Danke für Ihre freundliche Anfrage.
Im Gesundheitsbereich liegt die Handlungs- und Entscheidungskompetenz ausschließlich bei den Mitgliedsstaaten. Aus diesem Grund sind die Gesundheitssysteme der Mitgliedsstaaten (und deren Finanzierung) auch ausgesprochen heterogen. Es ist daher rechtlich nicht möglich, finanzielle oder organisatorische Unterstützung speziell für Krankenhäuser oder Pflegeeinrichtungen auf EU-Ebene anzustoßen; ebenso wenig kann die EU Standards für die medizinische oder pflegerische Versorgung setzen. Trotz der in dieser Pandemie gemachten Erfahrungen halten die Mitgliedsstaaten eisern daran fest, dass Gesundheitspolitik ausschließlich nationale Kompetenz sein sollte. Zur Erinnerung: schon Anfang Februar hatte ECDC (das Europäische Zentrum für Prävention und Kontrolle von Krankheiten, sozusagen das europäische RKI) alle Mitgliedsstaaten über die mögliche Entwicklung der Pandemie informiert; die Kommission hat angeboten, gemeinsam Schutzkleidung, Beatmungsgeräte, Desinfektionsmittel zu bestellen. Alle (!) Mitgliedsstaaten haben dankend abgelehnt, sie seien bestens vorbereitet.

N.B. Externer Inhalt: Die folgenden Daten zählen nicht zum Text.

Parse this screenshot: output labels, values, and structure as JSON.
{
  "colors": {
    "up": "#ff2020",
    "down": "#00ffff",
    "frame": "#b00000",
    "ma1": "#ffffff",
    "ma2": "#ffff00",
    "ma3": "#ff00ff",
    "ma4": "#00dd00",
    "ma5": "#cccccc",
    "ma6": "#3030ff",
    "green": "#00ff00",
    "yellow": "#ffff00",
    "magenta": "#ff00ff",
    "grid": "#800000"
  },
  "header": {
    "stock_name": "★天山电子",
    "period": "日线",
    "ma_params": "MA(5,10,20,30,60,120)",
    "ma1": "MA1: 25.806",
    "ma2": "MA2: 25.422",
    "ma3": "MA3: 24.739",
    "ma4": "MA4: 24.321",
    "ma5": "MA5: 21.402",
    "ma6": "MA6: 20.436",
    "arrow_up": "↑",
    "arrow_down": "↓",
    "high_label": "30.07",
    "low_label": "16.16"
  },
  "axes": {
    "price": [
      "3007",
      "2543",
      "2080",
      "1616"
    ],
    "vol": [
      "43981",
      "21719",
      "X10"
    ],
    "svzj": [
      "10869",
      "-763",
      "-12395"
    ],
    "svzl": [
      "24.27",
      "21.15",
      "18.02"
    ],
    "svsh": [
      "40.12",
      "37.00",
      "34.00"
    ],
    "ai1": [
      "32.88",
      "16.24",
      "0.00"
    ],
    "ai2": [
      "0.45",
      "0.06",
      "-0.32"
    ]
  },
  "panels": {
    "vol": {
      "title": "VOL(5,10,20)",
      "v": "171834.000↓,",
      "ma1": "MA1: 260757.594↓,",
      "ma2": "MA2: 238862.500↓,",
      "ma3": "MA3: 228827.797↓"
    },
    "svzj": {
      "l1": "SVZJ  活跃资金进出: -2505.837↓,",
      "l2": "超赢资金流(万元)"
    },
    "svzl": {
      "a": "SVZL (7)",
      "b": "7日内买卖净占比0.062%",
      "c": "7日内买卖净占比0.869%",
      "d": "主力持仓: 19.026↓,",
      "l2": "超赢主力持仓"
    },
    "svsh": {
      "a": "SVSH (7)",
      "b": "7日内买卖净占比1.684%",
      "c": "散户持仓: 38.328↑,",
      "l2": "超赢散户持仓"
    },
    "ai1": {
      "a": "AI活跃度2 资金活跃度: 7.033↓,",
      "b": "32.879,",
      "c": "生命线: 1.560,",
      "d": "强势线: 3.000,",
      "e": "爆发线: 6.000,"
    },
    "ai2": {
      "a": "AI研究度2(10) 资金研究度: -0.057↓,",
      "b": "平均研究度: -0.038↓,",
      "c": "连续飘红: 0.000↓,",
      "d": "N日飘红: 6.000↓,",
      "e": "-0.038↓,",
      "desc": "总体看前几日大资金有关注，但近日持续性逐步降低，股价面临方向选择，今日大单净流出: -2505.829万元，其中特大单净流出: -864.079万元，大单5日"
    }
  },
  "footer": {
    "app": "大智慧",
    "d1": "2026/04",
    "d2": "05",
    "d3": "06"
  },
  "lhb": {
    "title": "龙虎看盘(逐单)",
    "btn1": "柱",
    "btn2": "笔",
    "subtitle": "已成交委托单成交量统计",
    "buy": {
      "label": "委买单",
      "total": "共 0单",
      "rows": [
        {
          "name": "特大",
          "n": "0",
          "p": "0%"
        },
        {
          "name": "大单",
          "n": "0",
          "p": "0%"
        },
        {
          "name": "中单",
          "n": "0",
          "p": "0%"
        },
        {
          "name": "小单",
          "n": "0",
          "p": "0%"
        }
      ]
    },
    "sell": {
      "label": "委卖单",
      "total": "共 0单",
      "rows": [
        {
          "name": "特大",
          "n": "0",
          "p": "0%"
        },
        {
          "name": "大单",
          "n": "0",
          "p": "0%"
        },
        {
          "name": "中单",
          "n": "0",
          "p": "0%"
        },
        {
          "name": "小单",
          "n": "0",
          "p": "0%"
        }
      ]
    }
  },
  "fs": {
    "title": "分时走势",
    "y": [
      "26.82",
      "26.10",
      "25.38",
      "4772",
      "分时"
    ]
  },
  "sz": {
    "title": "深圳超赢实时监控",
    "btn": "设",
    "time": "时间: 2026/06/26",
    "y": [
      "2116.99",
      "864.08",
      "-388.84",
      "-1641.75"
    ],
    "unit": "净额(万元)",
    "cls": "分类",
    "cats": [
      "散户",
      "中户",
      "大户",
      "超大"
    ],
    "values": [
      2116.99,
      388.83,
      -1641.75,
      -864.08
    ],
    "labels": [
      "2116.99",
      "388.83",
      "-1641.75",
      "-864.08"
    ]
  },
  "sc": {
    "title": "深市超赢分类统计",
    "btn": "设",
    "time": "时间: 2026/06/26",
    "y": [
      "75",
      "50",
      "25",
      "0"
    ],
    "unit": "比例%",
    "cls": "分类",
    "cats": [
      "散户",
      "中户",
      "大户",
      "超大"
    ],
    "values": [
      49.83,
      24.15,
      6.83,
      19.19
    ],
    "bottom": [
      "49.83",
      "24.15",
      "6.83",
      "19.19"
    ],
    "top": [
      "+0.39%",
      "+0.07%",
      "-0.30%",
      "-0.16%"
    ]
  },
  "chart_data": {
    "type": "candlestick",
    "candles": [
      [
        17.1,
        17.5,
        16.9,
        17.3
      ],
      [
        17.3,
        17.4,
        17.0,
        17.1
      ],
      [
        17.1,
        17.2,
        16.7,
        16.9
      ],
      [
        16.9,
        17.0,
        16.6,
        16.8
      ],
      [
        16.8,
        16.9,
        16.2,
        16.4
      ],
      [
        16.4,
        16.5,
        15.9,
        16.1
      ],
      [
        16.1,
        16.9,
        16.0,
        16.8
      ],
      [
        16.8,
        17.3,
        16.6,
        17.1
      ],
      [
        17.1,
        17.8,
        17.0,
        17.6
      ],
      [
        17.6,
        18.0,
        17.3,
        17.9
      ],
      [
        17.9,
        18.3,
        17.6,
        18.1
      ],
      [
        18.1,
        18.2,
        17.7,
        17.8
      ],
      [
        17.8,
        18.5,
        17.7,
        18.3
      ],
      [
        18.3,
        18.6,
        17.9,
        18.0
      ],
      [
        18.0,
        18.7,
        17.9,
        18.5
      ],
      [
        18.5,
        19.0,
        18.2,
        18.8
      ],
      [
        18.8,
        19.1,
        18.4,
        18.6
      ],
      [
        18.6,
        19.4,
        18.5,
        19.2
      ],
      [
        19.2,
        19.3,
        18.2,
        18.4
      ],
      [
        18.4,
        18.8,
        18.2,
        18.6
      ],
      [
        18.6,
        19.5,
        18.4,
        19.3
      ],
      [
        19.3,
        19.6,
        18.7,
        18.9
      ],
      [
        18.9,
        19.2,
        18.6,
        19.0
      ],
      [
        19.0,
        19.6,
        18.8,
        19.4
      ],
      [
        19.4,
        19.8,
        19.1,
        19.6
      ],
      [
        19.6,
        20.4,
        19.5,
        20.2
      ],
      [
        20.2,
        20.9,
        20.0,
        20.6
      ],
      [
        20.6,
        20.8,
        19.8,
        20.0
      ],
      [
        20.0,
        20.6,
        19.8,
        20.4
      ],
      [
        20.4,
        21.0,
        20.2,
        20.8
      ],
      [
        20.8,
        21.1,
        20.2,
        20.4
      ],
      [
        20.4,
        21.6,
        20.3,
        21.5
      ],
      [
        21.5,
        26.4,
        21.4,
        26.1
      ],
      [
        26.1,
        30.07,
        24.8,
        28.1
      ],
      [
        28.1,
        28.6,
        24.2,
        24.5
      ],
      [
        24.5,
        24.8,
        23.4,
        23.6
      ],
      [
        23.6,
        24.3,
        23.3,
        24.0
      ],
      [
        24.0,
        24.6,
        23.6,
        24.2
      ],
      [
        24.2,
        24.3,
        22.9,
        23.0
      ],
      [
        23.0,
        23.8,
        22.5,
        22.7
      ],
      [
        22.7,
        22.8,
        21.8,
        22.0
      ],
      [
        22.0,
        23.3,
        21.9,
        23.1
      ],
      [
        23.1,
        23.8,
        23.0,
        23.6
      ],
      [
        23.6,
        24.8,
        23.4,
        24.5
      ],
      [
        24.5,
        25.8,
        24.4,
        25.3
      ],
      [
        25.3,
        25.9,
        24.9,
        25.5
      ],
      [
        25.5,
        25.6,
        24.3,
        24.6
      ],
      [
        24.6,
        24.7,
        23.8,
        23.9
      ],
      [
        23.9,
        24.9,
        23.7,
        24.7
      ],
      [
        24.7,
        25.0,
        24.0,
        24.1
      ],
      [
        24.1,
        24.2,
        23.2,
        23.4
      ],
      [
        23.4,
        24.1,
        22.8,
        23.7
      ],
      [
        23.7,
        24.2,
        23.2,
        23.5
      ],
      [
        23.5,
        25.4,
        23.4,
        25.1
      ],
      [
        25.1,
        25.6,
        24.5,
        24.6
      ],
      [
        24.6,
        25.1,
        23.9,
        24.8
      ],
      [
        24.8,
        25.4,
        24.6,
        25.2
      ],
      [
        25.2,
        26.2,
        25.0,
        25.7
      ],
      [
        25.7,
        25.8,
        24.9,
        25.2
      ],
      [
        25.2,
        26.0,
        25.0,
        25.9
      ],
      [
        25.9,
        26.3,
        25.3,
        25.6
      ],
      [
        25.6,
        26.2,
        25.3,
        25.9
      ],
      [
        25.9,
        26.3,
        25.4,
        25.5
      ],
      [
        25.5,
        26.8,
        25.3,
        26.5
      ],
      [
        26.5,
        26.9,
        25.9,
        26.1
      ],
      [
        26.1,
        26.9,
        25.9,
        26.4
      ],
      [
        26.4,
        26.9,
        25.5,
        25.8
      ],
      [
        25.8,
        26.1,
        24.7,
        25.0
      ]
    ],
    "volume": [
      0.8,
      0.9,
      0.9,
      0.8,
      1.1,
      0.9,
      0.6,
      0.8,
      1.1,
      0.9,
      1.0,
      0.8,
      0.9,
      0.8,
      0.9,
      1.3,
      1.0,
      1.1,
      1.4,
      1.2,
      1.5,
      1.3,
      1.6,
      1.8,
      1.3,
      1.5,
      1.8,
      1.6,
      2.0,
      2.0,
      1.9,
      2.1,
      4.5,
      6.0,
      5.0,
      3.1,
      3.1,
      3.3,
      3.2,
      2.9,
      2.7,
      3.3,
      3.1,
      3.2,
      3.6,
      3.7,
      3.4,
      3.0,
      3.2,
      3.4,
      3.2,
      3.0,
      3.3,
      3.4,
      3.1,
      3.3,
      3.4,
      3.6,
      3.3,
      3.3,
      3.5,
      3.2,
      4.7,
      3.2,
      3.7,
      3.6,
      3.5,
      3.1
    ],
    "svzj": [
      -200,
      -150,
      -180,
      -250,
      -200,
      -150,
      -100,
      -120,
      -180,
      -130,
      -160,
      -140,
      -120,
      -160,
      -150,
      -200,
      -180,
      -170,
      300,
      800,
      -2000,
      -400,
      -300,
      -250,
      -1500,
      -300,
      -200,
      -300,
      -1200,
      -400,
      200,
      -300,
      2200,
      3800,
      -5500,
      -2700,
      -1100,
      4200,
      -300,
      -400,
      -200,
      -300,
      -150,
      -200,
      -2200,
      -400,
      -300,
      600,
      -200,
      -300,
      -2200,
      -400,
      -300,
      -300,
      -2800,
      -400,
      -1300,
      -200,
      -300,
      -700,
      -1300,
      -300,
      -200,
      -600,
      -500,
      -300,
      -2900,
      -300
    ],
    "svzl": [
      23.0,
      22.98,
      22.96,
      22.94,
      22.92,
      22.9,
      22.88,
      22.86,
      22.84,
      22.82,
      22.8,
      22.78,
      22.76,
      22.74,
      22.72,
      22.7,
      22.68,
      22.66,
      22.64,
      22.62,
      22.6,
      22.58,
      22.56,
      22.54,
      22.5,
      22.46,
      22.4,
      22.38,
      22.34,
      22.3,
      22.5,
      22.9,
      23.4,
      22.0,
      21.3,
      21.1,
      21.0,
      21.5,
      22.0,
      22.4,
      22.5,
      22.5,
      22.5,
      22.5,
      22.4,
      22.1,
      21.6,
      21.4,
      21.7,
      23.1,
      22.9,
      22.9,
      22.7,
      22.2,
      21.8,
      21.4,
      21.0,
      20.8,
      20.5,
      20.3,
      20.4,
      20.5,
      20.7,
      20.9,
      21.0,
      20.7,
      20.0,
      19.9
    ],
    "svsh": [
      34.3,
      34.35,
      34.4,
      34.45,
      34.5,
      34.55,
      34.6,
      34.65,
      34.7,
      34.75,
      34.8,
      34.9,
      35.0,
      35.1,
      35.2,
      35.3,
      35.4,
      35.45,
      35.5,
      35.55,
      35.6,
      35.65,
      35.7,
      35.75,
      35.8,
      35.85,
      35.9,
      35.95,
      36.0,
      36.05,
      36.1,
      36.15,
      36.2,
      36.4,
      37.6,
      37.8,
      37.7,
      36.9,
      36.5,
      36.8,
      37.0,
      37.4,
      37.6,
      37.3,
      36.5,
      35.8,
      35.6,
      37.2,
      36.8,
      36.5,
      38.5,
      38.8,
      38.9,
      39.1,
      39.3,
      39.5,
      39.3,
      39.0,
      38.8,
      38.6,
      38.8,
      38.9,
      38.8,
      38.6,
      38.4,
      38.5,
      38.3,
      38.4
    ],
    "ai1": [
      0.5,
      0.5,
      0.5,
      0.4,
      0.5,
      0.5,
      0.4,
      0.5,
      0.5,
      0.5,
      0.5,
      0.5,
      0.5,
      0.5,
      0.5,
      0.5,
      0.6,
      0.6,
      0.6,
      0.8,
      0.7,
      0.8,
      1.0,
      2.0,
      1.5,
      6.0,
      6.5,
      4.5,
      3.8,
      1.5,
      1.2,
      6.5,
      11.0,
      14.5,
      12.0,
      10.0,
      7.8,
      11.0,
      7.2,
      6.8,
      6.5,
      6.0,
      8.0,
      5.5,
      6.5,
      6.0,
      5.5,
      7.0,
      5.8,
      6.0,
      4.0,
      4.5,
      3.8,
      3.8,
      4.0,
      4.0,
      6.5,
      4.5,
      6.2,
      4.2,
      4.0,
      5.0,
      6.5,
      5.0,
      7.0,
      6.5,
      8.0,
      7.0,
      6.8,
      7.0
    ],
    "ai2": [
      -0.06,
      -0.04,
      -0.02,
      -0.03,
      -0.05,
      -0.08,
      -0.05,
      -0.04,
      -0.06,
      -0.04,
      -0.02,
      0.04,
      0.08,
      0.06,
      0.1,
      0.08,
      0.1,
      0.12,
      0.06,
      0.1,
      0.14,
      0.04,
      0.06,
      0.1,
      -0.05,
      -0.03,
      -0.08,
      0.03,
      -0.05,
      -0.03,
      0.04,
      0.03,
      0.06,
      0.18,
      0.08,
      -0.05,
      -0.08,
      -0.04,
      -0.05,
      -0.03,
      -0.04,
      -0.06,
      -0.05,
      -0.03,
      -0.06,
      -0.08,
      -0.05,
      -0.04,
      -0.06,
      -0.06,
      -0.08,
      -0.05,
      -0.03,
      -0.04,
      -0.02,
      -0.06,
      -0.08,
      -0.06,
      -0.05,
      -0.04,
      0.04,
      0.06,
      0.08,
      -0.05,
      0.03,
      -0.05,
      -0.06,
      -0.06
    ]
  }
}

Im Sommer hat die EU-Kommission mit dem Programm EU4Health einen ersten Schritt vorgeschlagen, wie wenigstens im Krisenfall eine gemeinsame Gesundheitspolitik aussehen könnte. Die Pressemitteilung dazu finden Sie hier: https://ec.europa.eu/commission/presscorner/detail/de/QANDA_20_956

Leider hat der EU-Gipfel der Staats- und Regierungschefs bei seiner Julitagung ausgerechnet dieses Programm drastisch zusammengestrichen: von den ursprünglich vorgesehenen 9,4 auf 1,7 Mrd. Euro, sodass seine Wirksamkeit äußerst fragwürdig ist.